Reajustes anuais e por faixa etária explicados
Como a ANS regula os reajustes, o que esperar ao longo dos anos e quando o plano vai dar um salto no orçamento.
Reajuste é o item que mais surpreende quem está no primeiro plano de saúde. Diferente de outros contratos de serviço, planos de saúde têm dois tipos de reajuste que acontecem em momentos diferentes: o reajuste anual (uma vez por ano, no aniversário do contrato) e o reajuste por faixa etária (em idades específicas definidas em lei). Entender os dois evita choque no boleto e permite planejar o orçamento de médio prazo.
Reajuste anual: como é definido
Planos individuais e familiares contratados após 1999 têm reajuste anual com teto definido pela ANS, divulgado em maio/junho de cada ano. Em 2024, por exemplo, o teto foi de cerca de 6,9%.

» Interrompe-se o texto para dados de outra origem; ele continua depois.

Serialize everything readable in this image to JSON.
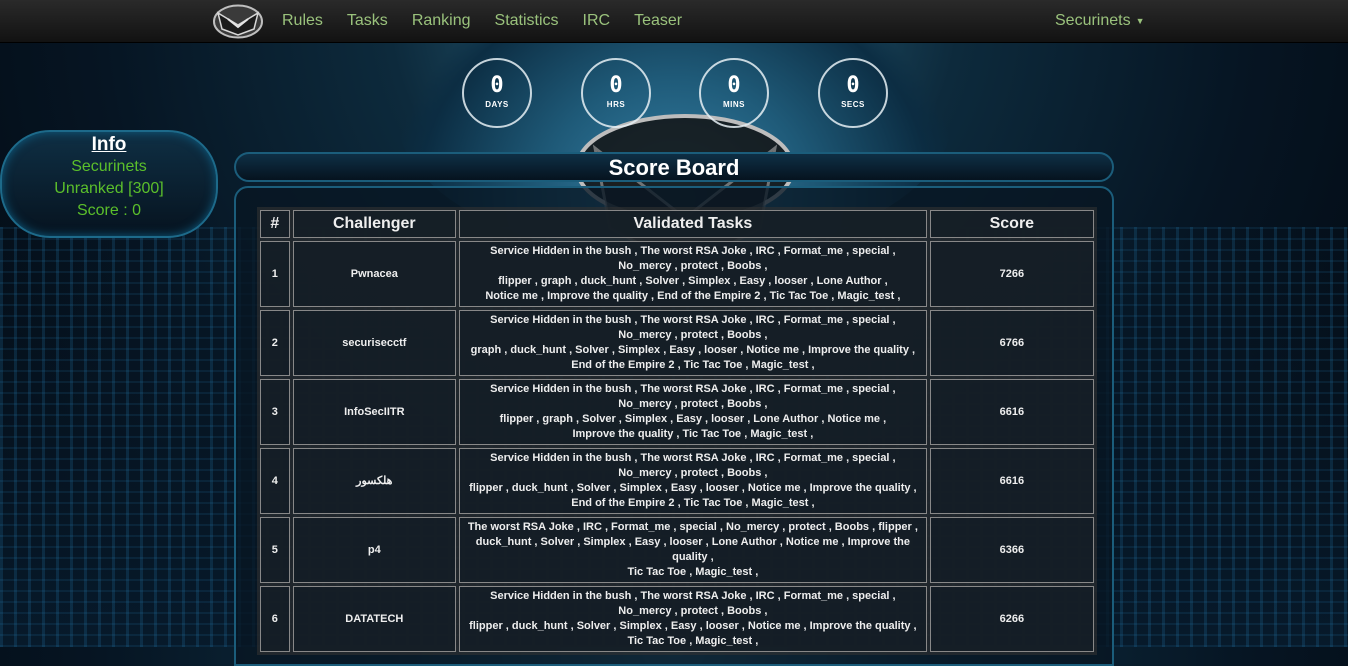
{
  "navbar": {
    "links": [
      "Rules",
      "Tasks",
      "Ranking",
      "Statistics",
      "IRC",
      "Teaser"
    ],
    "user": "Securinets"
  },
  "countdown": [
    {
      "value": "0",
      "label": "DAYS"
    },
    {
      "value": "0",
      "label": "HRS"
    },
    {
      "value": "0",
      "label": "MINS"
    },
    {
      "value": "0",
      "label": "SECS"
    }
  ],
  "info": {
    "title": "Info",
    "team": "Securinets",
    "rank": "Unranked [300]",
    "score": "Score : 0"
  },
  "scoreboard": {
    "title": "Score Board",
    "columns": [
      "#",
      "Challenger",
      "Validated Tasks",
      "Score"
    ],
    "rows": [
      {
        "rank": "1",
        "name": "Pwnacea",
        "score": "7266",
        "tasks": [
          "Service Hidden in the bush , The worst RSA Joke , IRC , Format_me , special , No_mercy , protect , Boobs ,",
          "flipper , graph , duck_hunt , Solver , Simplex , Easy , looser , Lone Author ,",
          "Notice me , Improve the quality , End of the Empire 2 , Tic Tac Toe , Magic_test ,"
        ]
      },
      {
        "rank": "2",
        "name": "securisecctf",
        "score": "6766",
        "tasks": [
          "Service Hidden in the bush , The worst RSA Joke , IRC , Format_me , special , No_mercy , protect , Boobs ,",
          "graph , duck_hunt , Solver , Simplex , Easy , looser , Notice me , Improve the quality ,",
          "End of the Empire 2 , Tic Tac Toe , Magic_test ,"
        ]
      },
      {
        "rank": "3",
        "name": "InfoSecIITR",
        "score": "6616",
        "tasks": [
          "Service Hidden in the bush , The worst RSA Joke , IRC , Format_me , special , No_mercy , protect , Boobs ,",
          "flipper , graph , Solver , Simplex , Easy , looser , Lone Author , Notice me ,",
          "Improve the quality , Tic Tac Toe , Magic_test ,"
        ]
      },
      {
        "rank": "4",
        "name": "هلكسور",
        "score": "6616",
        "tasks": [
          "Service Hidden in the bush , The worst RSA Joke , IRC , Format_me , special , No_mercy , protect , Boobs ,",
          "flipper , duck_hunt , Solver , Simplex , Easy , looser , Notice me , Improve the quality ,",
          "End of the Empire 2 , Tic Tac Toe , Magic_test ,"
        ]
      },
      {
        "rank": "5",
        "name": "p4",
        "score": "6366",
        "tasks": [
          "The worst RSA Joke , IRC , Format_me , special , No_mercy , protect , Boobs , flipper , duck_hunt , Solver , Simplex , Easy , looser , Lone Author , Notice me , Improve the quality ,",
          "Tic Tac Toe , Magic_test ,"
        ]
      },
      {
        "rank": "6",
        "name": "DATATECH",
        "score": "6266",
        "tasks": [
          "Service Hidden in the bush , The worst RSA Joke , IRC , Format_me , special , No_mercy , protect , Boobs ,",
          "flipper , duck_hunt , Solver , Simplex , Easy , looser , Notice me , Improve the quality ,",
          "Tic Tac Toe , Magic_test ,"
        ]
      }
    ]
  }
}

Planos coletivos (empresariais e por adesão) não têm teto da ANS — o reajuste é negociado entre operadora e contratante com base na sinistralidade do grupo. Na prática, costuma variar entre 8% e 25%, dependendo do uso. Por isso, em contratos coletivos, a renegociação anual é tão importante.
Reajuste por faixa etária: as 10 faixas legais
A legislação define 10 faixas etárias, e o contrato precisa explicitar o percentual de aumento entre cada uma:
- 0 a 18 anos;
- 19 a 23;
- 24 a 28;
- 29 a 33;
- 34 a 38;
- 39 a 43;
- 44 a 48;
- 49 a 53;
- 54 a 58;
- 59 ou mais.
A regra mais importante: a variação acumulada entre a primeira e a última faixa não pode passar de 6x, e a variação entre as 7 últimas faixas não pode ser maior que a soma das 3 primeiras. O efeito prático é que o maior salto fica concentrado aos 59 anos.
O salto aos 59 anos: planejamento essencial
Esse é o ponto que pega quase todo mundo. É comum o plano que custava R$ 900/mês aos 58 passar para R$ 1.500 a R$ 1.800 aos 59. A partir dos 60, a Lei do Idoso proíbe novos reajustes por faixa etária — mas o anual continua acontecendo.
Para quem está entre 50 e 58 anos, planejar uma migração para operadoras especializadas em terceira idade (como a MedSenior) antes do salto pode reduzir o impacto, desde que carências e portabilidade sejam bem trabalhadas.
Como reduzir o impacto
- Em contrato coletivo empresarial: renegociar anualmente, comparando propostas de mercado;
- Em individual: avaliar portabilidade de carências para planos mais competitivos;
- Acima de 49 anos: avaliar produtos especializados em terceira idade;
- Manter histórico de uso baixo: alguns produtos com coparticipação oferecem condições especiais para baixo sinistro.
Planejar a contratação considerando os próximos reajustes — não só o preço de entrada — ajuda a evitar a dor de cabeça aos 59 ou aos 75 anos.